Alternative Credit Scoring: Drivers and barriers of alternative credit and ACSS adoption in China and the United States of America

BFA Global | Inter American Development Bank · Mar 17, 2020

Innovations in the provision of credit using alternative credit scoring systems (ACSSs) are fundamentally reshaping retail lending across the world. Online financial technology platforms are leveraging automation, alternative data, and AI to supercharge the provision, distribution, and marketing of loans. Frictionless onboarding and streamlined credit underwriting have lowered transaction costs faced by both consumers and providers. The inclusion of non-traditional sources of credit information, coupled with innovative algorithmic credit risk assessment methodologies, has reduced information asymmetries that lie at the root of financial exclusion. As a result, individuals and businesses that have long been underserved or excluded by traditional credit providers are now able to borrow more conveniently, quickly, and cheaply than ever before.
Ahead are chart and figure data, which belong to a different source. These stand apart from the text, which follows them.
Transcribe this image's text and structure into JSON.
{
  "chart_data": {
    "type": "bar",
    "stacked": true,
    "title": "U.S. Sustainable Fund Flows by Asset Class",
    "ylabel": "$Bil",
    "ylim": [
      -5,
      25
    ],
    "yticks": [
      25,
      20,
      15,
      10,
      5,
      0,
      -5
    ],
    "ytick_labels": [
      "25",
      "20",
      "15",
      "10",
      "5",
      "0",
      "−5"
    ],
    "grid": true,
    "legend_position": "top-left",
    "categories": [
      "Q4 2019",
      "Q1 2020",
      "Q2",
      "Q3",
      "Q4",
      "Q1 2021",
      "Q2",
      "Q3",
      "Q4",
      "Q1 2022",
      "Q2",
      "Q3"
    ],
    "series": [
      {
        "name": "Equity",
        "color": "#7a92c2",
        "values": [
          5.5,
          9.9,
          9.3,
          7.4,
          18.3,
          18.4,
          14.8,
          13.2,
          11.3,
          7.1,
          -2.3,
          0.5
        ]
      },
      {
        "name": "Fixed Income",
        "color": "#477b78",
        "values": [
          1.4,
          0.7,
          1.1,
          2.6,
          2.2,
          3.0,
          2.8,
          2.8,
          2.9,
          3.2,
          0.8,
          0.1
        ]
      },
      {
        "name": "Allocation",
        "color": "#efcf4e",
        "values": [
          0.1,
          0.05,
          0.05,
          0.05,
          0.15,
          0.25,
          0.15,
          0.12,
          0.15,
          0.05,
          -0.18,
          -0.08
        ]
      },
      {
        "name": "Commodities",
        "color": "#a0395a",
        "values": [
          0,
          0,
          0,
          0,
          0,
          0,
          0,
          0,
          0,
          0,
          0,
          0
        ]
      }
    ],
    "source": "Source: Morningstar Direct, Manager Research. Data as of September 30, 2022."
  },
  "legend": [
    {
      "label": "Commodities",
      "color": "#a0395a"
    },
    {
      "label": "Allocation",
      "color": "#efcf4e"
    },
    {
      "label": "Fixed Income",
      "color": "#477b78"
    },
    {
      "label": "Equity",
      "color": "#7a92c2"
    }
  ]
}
Against the backdrop of favorable funding and regulatory conditions for fintech innovation during the past decade, startups have proliferated across the lending value chain and fueled exponential growth in loan volumes. While much of this growth has been driven by financial inclusion, it has also come at the expense of incumbent bank and nonbank lenders’ market shares, particularly in the unsecured personal and SME lending space. The rapid pace of bank disintermediation in recent years has raised questions about the ultimate extent of disruption: does it portend a fundamental reshaping of the retail credit landscape? Will traditional lenders be relegated to support functions – the proverbial “dumb pipes” of the credit system – or rendered obsolete altogether? Or rather, does it reflect a new modus vivendi between upstarts and incumbents which are concentrating on different market segments?

We answer these as they apply to retail lending markets, drawing on findings from our interviews and existing research, and evaluating two hypotheses: bifurcated market equilibrium and specialization, versus disruption and structural change.